Many of us have “Edith stories.” As an Australian historian of global evangelicalism, I arrived at the work I do because I was blessed to be among those who learned from Mark Noll that work in the Christian humanities is fundamentally a collegial response into a calling, but that calling was no excuse for second-rate scholarship. What Mark Noll and Joel Carpenter inspired, however, Edith Blumhofer and Larry Eskridge wrestled into being. On one occasion, Edith and I found ourselves in a post-ISAE event group restaurant conversation over the “what was next” for the work of the institute. Edith and I had already had a conversation in the foyer of the Barrows Auditorium at Wheaton College, where she dropped the casual phrase “Well, Pentecostalism just is world Christianity.” So when the question was asked, I just quoted Edith back to herself. That was the seed for the Evangelicalism and Globalization Project, and then (merged with the North Atlantic Missions Project, NAMP) the Currents in World Christianity Project (run by Brian Stanley at the University of Cambridge). For me, and I know for others, Edith’s affirmation of what I knew to be true continues to inform much of what I continue to write through to the present. So, though distance meant I didn’t get to work as closely with Edith as others, her transnational vision continues to turn up in surprising corners of the globe.

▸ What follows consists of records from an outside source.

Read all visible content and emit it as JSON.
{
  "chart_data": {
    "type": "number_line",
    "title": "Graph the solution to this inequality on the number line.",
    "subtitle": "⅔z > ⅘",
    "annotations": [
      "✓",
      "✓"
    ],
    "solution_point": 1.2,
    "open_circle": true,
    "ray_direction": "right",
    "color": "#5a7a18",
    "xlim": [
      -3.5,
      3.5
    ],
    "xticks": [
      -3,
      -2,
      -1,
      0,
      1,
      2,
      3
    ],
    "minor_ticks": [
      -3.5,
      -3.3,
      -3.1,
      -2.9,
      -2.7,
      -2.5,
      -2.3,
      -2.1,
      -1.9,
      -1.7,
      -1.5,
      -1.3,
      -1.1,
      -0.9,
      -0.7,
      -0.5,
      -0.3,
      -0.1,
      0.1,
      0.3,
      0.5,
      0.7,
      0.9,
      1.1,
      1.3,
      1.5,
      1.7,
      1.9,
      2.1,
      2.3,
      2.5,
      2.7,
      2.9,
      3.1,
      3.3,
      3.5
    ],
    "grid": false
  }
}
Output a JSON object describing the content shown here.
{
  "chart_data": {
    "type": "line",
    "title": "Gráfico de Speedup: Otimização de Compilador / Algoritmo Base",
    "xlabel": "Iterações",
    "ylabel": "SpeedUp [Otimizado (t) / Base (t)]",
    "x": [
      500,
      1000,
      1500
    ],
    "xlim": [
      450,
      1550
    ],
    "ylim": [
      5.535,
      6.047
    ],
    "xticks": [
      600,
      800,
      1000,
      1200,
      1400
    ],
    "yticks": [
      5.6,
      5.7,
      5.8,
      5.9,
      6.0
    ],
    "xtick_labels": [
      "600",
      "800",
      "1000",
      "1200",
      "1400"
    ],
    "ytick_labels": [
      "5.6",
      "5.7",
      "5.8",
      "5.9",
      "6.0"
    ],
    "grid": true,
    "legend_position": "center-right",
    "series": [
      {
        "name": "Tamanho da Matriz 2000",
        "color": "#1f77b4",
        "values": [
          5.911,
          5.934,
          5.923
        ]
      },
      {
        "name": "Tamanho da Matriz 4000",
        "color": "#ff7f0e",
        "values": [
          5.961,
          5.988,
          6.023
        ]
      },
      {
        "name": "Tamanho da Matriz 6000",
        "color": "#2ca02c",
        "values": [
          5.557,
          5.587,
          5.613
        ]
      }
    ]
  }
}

We mourn with Edith’s husband, Edwin, and their children, the award-winning musician Jonathan, Judy (a medical doctor serving in Central America), and Christopher, a rising New Testament professor currently at Fuller, all Wheaton graduates. The apples haven’t fallen far from the tree, and in them Edith’s legacy is assured. As with her account of Fanny Crosby, moreover, one might say that the Waldvogel family saga shaped Edith’s sense of self and country. Her penetrating work continues to “offer glimpses into the lives of some of the nameless people whose choices have woven the fabric of the American dream.” For that we are grateful to our common Lord, who now holds her in his hands.